Coltello in mano ruba una bici: «Se denunciate mi vendicherò»

Un trentenne finisce in carcere per rapina e minacce dopo il colpo in un campeggio della zona Identificato grazie alle foto scattate da alcuni addetti intervenuti per bloccarlo durante il furto
MARTINSICURO. Finisce in carcere il rapinatore solitario di Martinsicuro. Erano le 7.30 del 27 luglio scorso quando un trentenne di origini tunisine si era introdotto nel campeggio “Adriatico” di Martinsicuro rubando una bicicletta. Subito dopo il ladro venne scoperto dalla proprietaria del campeggio la quale aveva tentato di bloccarlo. L’africano, vistosi scoperto, aveva estratto dalla tasca dei pantaloni un coltello a serramanico con cui aveva minacciato sia la proprietaria che altri due addetti del campeggio, nel frattempo giunti sul posto attirati dalle urla della donna.

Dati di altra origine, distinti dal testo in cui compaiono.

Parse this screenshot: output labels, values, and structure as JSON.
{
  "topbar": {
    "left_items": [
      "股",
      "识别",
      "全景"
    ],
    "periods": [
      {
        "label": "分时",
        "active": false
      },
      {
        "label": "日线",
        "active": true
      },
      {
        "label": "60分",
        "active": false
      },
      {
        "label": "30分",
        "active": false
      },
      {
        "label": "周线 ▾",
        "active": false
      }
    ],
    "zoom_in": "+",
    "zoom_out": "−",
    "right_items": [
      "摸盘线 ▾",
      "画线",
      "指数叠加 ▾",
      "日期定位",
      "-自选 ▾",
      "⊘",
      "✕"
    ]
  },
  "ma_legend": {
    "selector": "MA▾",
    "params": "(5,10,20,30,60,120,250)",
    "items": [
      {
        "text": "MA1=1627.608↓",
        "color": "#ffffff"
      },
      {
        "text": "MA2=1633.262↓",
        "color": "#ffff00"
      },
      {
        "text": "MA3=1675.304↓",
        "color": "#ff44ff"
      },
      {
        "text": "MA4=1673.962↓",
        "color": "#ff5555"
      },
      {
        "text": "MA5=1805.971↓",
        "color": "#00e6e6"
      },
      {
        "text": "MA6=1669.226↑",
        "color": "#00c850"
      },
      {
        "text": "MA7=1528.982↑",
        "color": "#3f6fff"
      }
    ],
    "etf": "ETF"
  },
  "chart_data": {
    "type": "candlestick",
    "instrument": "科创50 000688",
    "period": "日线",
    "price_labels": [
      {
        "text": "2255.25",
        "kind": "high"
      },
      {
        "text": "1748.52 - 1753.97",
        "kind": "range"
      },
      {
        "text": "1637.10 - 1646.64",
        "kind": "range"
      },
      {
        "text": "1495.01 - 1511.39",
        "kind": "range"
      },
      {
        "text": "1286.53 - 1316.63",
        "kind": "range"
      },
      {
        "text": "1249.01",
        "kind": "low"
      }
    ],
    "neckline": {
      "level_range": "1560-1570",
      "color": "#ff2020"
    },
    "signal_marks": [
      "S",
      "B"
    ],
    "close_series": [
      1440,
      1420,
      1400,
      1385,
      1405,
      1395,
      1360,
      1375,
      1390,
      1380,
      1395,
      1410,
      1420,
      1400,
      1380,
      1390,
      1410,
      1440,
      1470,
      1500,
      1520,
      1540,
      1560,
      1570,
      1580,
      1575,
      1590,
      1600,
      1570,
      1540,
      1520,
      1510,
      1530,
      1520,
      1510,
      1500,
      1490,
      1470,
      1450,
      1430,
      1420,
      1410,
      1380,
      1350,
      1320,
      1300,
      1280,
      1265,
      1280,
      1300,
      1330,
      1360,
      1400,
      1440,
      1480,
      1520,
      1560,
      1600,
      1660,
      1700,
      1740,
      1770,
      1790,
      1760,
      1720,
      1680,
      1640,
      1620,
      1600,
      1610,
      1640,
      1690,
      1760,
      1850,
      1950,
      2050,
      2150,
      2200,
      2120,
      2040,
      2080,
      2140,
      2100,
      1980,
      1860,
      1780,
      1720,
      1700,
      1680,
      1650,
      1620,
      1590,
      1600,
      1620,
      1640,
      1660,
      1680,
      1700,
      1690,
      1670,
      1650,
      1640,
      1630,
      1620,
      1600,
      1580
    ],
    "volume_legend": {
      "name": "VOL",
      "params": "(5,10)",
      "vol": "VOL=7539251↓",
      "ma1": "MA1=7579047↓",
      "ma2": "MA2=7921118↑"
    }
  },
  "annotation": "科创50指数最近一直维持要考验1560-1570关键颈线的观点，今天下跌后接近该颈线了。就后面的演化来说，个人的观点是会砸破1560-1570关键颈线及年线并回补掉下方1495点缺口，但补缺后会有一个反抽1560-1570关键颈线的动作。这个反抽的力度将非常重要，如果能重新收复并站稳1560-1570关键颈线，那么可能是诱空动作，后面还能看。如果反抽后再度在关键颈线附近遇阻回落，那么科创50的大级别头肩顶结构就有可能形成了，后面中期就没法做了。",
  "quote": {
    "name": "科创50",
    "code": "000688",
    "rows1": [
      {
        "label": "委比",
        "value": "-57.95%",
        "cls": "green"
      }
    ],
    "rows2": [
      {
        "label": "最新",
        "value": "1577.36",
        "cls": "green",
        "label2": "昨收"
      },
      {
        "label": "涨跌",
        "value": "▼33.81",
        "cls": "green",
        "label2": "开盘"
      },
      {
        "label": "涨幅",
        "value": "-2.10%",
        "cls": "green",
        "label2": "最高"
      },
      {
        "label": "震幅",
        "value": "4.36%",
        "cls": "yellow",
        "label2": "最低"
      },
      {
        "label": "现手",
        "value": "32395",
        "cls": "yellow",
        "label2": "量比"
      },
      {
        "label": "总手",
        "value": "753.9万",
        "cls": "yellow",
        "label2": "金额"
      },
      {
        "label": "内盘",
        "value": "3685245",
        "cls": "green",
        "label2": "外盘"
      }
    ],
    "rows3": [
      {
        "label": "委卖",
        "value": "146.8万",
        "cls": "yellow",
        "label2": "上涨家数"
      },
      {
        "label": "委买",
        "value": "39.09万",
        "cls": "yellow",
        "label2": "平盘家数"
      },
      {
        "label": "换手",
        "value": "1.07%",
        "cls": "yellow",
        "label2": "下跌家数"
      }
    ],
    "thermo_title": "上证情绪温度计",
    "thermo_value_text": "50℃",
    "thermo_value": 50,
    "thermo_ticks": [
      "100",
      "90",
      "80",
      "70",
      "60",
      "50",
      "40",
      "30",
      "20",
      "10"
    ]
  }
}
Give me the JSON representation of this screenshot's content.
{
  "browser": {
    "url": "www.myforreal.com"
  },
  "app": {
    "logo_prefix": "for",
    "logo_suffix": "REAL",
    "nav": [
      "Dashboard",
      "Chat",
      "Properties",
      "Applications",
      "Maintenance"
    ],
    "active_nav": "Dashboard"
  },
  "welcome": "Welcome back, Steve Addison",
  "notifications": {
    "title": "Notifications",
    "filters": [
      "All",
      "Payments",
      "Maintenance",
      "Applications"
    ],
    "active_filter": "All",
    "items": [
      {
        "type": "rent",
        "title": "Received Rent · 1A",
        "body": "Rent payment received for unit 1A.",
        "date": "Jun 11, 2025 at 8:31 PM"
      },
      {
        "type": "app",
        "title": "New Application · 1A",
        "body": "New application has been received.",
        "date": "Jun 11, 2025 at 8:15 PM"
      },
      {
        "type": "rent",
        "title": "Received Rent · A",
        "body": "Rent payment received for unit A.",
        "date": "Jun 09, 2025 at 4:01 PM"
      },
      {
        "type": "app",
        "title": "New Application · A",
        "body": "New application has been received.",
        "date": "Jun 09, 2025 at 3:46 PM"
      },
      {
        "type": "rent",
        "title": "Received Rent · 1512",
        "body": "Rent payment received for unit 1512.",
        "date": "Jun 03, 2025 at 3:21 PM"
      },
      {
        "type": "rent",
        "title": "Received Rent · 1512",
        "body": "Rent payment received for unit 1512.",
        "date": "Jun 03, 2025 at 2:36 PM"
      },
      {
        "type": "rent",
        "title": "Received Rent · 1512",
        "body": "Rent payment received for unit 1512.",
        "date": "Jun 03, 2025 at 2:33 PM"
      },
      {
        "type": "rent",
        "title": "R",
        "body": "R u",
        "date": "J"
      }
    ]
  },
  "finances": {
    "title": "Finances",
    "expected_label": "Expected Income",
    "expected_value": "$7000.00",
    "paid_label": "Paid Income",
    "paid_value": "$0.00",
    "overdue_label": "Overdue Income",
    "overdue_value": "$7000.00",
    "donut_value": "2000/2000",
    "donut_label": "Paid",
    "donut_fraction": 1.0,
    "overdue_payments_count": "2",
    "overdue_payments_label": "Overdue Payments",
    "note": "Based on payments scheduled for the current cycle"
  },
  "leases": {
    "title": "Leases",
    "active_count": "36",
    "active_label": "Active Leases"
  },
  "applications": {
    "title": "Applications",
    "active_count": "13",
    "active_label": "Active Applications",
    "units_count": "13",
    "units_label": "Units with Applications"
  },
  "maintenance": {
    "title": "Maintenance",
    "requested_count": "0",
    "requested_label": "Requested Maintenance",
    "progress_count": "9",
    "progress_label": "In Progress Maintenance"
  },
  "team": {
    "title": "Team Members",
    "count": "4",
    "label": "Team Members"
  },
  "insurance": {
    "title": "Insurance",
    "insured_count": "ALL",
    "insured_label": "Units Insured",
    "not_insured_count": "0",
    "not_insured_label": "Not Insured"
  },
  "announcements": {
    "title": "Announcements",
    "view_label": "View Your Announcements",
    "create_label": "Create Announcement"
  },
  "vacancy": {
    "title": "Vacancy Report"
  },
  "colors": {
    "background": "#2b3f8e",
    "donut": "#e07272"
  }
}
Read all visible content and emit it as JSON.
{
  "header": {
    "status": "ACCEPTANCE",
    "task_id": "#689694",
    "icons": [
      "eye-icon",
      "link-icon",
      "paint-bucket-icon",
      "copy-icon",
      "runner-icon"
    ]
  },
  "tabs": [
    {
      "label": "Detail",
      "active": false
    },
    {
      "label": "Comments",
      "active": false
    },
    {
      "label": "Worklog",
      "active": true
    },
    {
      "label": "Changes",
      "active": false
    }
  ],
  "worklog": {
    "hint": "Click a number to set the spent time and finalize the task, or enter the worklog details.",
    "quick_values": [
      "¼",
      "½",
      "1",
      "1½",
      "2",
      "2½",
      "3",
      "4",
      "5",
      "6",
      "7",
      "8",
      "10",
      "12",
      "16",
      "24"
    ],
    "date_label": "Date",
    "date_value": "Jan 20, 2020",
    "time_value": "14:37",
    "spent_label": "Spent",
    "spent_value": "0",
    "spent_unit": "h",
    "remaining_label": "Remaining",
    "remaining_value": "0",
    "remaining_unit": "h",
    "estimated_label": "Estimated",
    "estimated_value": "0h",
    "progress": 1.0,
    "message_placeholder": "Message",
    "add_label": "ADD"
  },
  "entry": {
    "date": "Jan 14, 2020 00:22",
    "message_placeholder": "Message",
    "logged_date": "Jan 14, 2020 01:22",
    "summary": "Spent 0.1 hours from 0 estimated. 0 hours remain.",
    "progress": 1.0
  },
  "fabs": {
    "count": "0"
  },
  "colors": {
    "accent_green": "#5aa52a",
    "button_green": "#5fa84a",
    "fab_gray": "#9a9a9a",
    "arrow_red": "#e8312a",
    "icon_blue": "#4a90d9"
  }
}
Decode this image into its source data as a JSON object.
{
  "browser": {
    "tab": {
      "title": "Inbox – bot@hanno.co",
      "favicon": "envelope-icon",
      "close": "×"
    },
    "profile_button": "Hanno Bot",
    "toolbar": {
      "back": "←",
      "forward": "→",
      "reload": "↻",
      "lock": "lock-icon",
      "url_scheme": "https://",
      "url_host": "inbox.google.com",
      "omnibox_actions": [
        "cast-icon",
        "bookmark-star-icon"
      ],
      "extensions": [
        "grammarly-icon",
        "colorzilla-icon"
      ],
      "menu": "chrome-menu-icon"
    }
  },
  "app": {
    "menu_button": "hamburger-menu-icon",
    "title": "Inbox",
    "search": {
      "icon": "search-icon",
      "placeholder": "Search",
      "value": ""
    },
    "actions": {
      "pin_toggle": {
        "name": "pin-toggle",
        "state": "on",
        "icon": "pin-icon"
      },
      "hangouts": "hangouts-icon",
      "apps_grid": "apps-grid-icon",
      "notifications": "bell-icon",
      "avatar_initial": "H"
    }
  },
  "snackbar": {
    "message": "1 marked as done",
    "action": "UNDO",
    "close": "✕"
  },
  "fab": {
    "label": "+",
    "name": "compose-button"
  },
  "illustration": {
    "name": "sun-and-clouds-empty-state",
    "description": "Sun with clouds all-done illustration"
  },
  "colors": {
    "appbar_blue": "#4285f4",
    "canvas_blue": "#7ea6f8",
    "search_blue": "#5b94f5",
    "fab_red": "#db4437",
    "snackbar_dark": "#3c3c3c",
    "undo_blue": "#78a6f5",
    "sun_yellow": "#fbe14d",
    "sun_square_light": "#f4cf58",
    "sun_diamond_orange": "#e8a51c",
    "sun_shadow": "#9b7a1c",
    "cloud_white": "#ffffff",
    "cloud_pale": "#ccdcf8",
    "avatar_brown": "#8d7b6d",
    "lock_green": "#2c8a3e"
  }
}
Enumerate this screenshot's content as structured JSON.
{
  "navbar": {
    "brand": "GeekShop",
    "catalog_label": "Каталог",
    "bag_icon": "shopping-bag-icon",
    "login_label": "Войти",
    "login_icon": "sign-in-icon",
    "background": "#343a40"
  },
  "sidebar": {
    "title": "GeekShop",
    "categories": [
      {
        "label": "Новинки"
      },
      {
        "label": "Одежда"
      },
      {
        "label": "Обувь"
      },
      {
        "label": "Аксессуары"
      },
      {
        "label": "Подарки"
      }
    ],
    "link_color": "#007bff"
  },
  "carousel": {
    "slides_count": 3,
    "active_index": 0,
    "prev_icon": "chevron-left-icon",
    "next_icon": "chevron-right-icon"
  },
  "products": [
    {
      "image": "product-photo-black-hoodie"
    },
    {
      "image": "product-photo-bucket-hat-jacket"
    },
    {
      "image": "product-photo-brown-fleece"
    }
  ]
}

Il tunisino quella mattina era fuggito in sella alla bicicletta, minacciando di vendetta la titolare qualora avesse chiamato i carabinieri. Per fortuna, uno degli addetti al campeggio era riuscito a scattare alcune foto al rapinatore con il suo cellulare. La titolare del campeggio aveva quindi avvisato i carabinieri di Martinsicuro immediatamente giunti sul posto. I militari, attraverso le fotografie, hanno identificato il tunisino già noto alle forze dell’ordine. Successivamente il giudice ha emesso un’ordinanza di custodia cautelare in carcere per rapina. I carabinieri della stazione di Martinsicuro hanno preso l’uomo sul lungomare truentino proprio in sella alla bicicletta rapinata che è stato restituito alla proprietaria mentre l’indagato è rinchiuso nel carcere di Avezzano.